In Israel, Raboteau recognizes a theme that becomes central in her book: as one group creates and maintains their Promised Land, they simultaneously make it into a land of bondage for others. In Jamaica, for instance, Raboteau was entranced by Rastafarian members of the Twelve Tribes. Any group that was good enough for Bob Marley, she reasoned, was perhaps good enough for her. Their wordplay fascinated her. They are not “Jew-ish,” but “Jews.” They never underscore anything, but “overscore” all things. Their linguistic manipulation, however, did not offset their explicit and implicit homophobia. Raboteau could not fathom how individuals so attuned to group oppression and its effects on spiritual life could be so harsh toward gay people. She left Jamaica still in love with Marley’s music, but not so sure about his religious compatriots.
In Ghana, Raboteau chatted with African-American expatriates and ran into a clothing seller at Jesus Is Alive Fabrics. In Atlanta she almost fell under the spell of prosperity gospel televangelist Creflo Dollar.

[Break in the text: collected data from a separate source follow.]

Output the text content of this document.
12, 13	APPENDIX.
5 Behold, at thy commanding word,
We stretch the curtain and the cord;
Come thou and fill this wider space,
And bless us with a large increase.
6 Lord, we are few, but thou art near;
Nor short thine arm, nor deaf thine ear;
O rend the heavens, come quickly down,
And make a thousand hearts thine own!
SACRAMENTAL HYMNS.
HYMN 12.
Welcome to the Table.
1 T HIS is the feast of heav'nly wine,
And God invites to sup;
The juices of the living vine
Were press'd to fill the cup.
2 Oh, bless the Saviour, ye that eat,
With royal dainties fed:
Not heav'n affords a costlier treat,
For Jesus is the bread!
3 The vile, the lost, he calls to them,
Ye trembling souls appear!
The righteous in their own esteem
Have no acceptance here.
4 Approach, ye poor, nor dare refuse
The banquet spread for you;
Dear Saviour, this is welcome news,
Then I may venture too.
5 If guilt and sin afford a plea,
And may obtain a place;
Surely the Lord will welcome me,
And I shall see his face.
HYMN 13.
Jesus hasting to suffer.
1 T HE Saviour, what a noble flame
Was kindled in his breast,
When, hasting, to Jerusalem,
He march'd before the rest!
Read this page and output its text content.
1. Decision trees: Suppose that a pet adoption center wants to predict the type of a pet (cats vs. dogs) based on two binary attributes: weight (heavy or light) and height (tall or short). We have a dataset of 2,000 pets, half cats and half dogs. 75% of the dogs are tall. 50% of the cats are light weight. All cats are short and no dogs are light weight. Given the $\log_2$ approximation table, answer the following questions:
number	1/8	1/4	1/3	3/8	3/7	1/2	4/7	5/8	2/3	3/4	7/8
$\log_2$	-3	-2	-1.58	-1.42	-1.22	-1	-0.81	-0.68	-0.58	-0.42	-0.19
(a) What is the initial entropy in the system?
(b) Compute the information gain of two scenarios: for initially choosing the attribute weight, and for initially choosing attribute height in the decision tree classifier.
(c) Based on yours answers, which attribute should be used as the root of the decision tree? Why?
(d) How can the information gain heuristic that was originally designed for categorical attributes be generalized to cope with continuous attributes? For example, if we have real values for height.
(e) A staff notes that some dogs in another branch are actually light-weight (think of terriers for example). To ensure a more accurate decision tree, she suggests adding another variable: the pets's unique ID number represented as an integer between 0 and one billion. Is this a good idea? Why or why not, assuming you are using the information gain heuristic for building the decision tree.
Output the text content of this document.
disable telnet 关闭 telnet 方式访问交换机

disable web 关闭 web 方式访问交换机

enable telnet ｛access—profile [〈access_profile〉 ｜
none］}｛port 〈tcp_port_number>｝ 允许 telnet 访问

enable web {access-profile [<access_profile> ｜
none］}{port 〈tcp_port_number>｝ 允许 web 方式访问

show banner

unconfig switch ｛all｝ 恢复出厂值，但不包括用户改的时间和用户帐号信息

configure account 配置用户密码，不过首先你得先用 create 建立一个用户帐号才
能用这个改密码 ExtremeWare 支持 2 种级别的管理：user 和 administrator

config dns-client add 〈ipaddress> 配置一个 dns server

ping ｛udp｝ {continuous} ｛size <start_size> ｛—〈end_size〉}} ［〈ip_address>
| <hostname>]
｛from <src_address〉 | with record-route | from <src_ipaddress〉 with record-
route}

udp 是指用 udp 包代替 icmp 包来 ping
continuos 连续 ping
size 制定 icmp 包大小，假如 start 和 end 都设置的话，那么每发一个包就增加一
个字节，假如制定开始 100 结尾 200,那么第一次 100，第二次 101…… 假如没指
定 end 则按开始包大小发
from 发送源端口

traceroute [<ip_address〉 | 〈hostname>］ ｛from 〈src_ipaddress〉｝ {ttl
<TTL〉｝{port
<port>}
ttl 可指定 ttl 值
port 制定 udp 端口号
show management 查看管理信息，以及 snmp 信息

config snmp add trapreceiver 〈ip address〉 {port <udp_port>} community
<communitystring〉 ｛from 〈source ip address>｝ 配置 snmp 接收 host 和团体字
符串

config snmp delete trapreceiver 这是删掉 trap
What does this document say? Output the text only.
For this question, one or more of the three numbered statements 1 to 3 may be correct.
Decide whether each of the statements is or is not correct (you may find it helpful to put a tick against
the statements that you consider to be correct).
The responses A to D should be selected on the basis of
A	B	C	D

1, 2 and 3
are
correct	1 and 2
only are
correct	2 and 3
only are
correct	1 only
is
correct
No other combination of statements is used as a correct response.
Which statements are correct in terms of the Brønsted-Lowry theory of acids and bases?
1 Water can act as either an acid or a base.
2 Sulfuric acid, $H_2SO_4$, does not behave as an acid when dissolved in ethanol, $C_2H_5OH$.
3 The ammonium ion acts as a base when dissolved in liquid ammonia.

From there she went to Sixteenth Street Baptist Church in Birmingham, Alabama, where in 1963 white terrorists killed four little girls by bombing the church. She ended her travels in New Orleans, “our Africa, our Israel . . . also our Egypt, our Dixie, our black bottom.” At each stop, Raboteau witnessed people who sought or continue to seek Zion. But she could never find true community with them.
A novelist, essayist and teacher of creative writing at City College of New York in Harlem, Raboteau is an exquisite storyteller. She is also the daughter of acclaimed religious historian Albert Raboteau of Princeton University. More than 30 years ago, the senior Raboteau wrote Slave Religion, a pathbreaking work of scholarship that examines how millions of West Africans fashioned new religious faiths and communities amid enslavement: from death they made deities; from sorrow they crafted new spiritualities.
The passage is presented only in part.